Hills: Yiyun Li has included plenty of bleakness in her novel: couples regret their marriages. Mothers treat their unwanted daughters like dirt. Fathers are often drunk. And innocent children are lured by party officials into denouncing their own family members. Yiyun Li based her characters on people she knew and stories she heard as a child. Yiyun Li says the drone of party songs and the lack of real information in China in the late 1970s turned people into storytellers to share what little they did know. Her parents told stories, the local gossips at the market told stories. Even the posters announcing the latest counter revolutionary to be executed told a story.
Li: I think every week or every other week we would have new announcements posted on the wall in the neighborhood. And my mother and I would take a walk and we would go there and read all the announcements for the executions. And it was very fascinating to read. You know, they always had a name and the gender and the age of the person, and then they had a little paragraph about the person’s crime. It was a narrative that, you know, almost could not understand at the time. I didn’t understand at the time, but I was very fascinated. So I would actually just go back and re-read them just to remember them.
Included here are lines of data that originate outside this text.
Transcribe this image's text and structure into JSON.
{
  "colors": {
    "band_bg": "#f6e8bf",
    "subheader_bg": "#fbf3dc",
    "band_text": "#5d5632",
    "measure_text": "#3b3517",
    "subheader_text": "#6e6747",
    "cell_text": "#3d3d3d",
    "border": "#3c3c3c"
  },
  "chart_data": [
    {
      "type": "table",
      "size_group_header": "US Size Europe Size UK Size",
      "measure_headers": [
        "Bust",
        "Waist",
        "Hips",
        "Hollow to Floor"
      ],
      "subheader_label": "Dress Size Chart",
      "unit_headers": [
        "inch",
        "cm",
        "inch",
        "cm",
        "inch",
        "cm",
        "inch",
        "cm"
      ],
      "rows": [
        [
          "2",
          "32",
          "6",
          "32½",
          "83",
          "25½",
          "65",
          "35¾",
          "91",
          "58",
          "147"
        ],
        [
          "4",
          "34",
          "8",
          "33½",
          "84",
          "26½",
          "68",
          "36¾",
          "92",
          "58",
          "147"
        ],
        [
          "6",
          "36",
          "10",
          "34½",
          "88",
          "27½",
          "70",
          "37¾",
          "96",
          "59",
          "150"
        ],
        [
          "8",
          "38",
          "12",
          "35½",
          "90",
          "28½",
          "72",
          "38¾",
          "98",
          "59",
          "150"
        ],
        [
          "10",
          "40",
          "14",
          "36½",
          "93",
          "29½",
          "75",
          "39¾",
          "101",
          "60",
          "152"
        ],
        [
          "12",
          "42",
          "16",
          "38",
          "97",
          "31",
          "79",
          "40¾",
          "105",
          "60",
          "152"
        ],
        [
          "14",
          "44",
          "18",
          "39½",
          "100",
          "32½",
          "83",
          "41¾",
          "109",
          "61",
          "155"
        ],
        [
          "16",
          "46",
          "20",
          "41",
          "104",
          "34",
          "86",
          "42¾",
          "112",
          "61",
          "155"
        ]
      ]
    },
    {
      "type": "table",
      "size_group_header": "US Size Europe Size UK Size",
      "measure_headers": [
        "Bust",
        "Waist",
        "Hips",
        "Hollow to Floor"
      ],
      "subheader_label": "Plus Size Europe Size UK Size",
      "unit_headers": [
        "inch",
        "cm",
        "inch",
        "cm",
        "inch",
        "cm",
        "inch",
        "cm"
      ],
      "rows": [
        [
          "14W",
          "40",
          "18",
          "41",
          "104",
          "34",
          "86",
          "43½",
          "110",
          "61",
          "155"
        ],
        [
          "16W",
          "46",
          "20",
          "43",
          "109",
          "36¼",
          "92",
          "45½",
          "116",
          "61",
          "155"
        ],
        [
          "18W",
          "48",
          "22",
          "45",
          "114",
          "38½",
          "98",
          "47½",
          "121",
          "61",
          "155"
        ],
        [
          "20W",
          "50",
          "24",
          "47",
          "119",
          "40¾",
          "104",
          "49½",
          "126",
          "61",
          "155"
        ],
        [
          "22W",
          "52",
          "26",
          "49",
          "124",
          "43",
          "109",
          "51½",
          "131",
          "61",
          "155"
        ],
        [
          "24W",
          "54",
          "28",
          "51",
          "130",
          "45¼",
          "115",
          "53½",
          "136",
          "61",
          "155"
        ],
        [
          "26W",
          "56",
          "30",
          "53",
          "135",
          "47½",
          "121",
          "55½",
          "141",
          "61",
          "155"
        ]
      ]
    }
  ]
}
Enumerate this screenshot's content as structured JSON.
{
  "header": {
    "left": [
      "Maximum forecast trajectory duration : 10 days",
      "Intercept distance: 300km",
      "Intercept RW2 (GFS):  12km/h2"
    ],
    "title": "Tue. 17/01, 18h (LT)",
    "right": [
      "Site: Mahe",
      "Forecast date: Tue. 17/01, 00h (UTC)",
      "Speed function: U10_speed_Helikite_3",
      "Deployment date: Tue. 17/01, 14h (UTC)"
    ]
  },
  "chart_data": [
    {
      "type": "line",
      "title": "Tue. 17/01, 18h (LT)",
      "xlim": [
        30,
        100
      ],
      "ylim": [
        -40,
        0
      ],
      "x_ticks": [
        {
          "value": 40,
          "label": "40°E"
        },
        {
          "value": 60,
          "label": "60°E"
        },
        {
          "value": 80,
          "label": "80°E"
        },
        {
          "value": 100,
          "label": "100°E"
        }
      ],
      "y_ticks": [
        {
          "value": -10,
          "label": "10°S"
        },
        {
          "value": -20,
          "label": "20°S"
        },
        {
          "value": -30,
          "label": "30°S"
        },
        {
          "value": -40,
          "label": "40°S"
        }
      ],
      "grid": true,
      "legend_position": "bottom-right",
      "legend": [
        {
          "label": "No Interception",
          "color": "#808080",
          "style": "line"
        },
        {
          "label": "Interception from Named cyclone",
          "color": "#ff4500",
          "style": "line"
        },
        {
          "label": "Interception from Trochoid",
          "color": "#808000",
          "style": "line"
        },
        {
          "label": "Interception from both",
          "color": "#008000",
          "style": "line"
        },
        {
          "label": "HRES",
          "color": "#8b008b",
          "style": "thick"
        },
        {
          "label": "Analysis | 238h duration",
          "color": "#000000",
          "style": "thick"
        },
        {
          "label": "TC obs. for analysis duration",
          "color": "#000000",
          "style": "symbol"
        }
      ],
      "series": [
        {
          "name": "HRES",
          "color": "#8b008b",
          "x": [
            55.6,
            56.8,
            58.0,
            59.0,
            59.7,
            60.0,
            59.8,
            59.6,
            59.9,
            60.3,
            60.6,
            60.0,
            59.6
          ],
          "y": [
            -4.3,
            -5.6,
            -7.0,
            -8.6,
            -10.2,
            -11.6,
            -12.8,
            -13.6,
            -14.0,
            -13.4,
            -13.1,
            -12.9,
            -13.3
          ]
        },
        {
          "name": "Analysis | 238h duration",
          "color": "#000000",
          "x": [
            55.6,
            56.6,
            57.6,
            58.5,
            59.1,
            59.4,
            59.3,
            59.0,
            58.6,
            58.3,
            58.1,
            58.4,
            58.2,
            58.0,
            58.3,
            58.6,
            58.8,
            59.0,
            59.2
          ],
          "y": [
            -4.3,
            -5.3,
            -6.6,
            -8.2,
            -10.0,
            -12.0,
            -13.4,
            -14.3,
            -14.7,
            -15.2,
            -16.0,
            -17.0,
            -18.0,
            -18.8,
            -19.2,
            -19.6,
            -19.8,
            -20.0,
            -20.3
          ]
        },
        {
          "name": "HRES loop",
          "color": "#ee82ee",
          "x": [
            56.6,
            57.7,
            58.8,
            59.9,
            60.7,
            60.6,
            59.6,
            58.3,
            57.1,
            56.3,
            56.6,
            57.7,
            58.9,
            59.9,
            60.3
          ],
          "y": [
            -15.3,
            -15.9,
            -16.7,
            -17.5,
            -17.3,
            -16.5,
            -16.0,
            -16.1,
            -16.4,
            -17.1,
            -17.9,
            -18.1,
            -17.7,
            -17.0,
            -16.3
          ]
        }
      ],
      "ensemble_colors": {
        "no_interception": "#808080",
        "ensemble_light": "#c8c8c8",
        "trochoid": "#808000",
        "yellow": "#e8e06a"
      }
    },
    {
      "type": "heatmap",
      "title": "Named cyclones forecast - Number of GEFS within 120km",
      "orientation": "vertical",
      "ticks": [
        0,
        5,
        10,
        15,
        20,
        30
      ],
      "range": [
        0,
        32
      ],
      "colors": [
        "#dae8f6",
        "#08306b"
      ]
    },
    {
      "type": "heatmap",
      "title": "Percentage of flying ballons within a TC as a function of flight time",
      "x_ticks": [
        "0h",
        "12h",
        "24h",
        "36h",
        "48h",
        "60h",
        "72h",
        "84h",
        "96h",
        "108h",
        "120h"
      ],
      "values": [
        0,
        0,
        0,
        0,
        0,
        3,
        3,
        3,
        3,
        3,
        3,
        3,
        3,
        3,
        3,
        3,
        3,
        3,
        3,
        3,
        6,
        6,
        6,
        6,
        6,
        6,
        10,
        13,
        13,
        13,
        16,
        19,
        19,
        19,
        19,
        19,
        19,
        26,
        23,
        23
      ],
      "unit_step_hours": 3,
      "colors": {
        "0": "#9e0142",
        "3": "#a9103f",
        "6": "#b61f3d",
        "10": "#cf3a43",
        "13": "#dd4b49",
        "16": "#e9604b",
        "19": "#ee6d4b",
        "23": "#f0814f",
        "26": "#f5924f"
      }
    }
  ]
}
Hills: Yiyun Li’s novel “The Vagrants” is in a way all about words. Those that are spoken, and those that are left unspoken. Words that are lies, like the ones uttered in government news reports. Words that are cruel – and there are lots of them. And words that can cost you your life, like those written in a pro-democracy leaflet. So it’s interesting to note that li writes fiction, words that are creative and are her own, only in English. She says it’s because she didn’t start writing until she came to the US in 1996.
Li: I had never written creatively in Chinese, so English is my first language in writing. So when I think about stories, storytelling, when I think about literature and characters, I think I process things in English.
Hills: But it turns out there’s something more to it. A few minutes later, Li admits she’s just not comfortable writing creatively in Chinese – something about her mother.
Li: I grew up keeping a Chinese journal, and I always worried that my mother would read it. So I developed this habit of writing around things to say things that I did not mean to say, to keep the real thing to myself, which was a horrible habit for a storyteller. And when I pick up English, my mother doesn’t read English. You know, I do feel free to write in English.
Hills: So in a way, it’s as if Yiyun Li has used this novel to give voice to the people she knew in her childhood who weren’t able to express what they really felt — and that includes her.